Step 2 — Split the reducible error into bias and variance
It remains to decompose the reducible error \(\mathbb{E}_\mathcal{D}[(\hat f - f^*)^2]\). Add and subtract the mean prediction \(\bar f\):
\[ \hat f - f^* = (\hat f - \bar f) + (\bar f - f^*). \]
Square and expand:
\[ (\hat f - f^*)^2 = (\hat f - \bar f)^2 + 2\,(\hat f - \bar f)(\bar f - f^*) + (\bar f - f^*)^2. \]
Take the expectation over \(\mathcal{D}\). The quantity \(\bar f - f^*\) is a constant (it does not depend on \(\mathcal{D}\)), and by the definition of \(\bar f\),
\[ \mathbb{E}_\mathcal{D}\!\left[\hat f - \bar f\right] = \bar f - \bar f = 0, \]

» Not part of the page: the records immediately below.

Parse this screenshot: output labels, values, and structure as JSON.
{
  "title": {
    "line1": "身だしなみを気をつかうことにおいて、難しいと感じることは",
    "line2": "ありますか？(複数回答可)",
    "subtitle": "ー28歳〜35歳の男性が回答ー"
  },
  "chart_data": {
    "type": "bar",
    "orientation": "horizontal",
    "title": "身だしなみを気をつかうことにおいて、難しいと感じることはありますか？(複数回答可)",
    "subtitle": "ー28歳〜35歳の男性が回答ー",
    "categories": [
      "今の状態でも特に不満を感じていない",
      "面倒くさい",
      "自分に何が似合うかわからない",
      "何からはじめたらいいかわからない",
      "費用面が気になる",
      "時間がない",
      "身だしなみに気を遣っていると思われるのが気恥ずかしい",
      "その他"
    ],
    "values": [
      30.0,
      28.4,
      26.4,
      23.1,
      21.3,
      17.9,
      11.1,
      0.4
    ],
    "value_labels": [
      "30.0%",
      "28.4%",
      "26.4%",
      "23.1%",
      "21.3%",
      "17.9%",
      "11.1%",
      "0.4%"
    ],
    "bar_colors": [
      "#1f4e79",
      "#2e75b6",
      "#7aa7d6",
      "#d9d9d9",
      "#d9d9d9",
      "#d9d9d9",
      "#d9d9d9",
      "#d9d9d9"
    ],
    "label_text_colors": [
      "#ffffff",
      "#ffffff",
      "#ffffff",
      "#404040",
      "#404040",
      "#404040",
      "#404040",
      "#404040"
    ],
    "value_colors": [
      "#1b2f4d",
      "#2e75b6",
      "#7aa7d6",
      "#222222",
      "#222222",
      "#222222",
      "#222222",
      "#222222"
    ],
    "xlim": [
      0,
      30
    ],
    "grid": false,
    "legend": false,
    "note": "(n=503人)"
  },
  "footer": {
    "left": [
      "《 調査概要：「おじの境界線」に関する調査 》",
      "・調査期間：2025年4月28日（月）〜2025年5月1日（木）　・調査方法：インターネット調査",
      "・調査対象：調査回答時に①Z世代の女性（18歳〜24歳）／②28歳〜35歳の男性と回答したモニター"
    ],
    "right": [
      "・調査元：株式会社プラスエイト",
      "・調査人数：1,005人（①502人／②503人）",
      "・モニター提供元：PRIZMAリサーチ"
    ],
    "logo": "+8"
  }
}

so the cross term vanishes. This leaves
\[ \mathbb{E}_\mathcal{D}\!\left[(\hat f - f^*)^2\right] = \underbrace{\mathbb{E}_\mathcal{D}\!\left[(\hat f - \bar f)^2\right]}_{\text{Variance}} + \underbrace{(\bar f - f^*)^2}_{\text{Bias}^2}. \]
Combine
Substituting Step 2 into Step 1 gives
\[ \mathbb{E}_{\mathcal{D}, \varepsilon_0}\!\left[(y_0 - \hat f)^2\right] = (\bar f - f^*)^2 + \mathbb{E}_\mathcal{D}\!\left[(\hat f - \bar f)^2\right] + \sigma^2, \]
which is the claimed decomposition. \(\square\)
Remarks
It is the estimator MSE identity, applied pointwise. For any estimator \(\hat\theta\) of a fixed quantity \(\theta\), the mean squared error obeys \(\mathbb{E}[(\hat\theta - \theta)^2] = (\mathbb{E}[\hat\theta] - \theta)^2 + \mathrm{Var}(\hat\theta)\) — exactly Step 2 with \(\hat\theta = \hat f\) and \(\theta = f^*\). The bias-variance decomposition is that classical identity evaluated at each input \(x_0\), plus the noise term from the stochastic target.
Averaging over test inputs. The decomposition above is pointwise at \(x_0\). Integrating over a test distribution \(x_0 \sim p_{\text{test}}\) gives the overall expected test error, with bias\(^2\) and variance replaced by their averages over \(x_0\) and the noise term replaced by \(\mathbb{E}_{x_0}[\sigma^2(x_0)]\) (just \(\sigma^2\) when the noise is homoscedastic). Each term stays non-negative, so the three-way split survives the average.
Why squared loss is special. The decomposition relies on the cross terms vanishing, which is a consequence of squared error being a quadratic whose mixed term is linear in the centered deviation \(\hat f - \bar f\). General losses — 0-1 loss, cross-entropy — admit bias-variance-style analyses, but they do not split into a clean, loss-valued sum of three independent non-negative pieces. The tidy additive form is a property of the squared-error geometry, not a universal law.
The decomposition is exact; the trade-off is empirical. Because the identity assumes nothing about \(\mathcal{A}\), it cannot by itself predict how bias and variance move as model capacity changes. The classical claim that bias falls and variance rises with complexity — and the modern double-descent refinement of it — are empirical observations layered on top of an identity that always holds. See bias-variance for that discussion.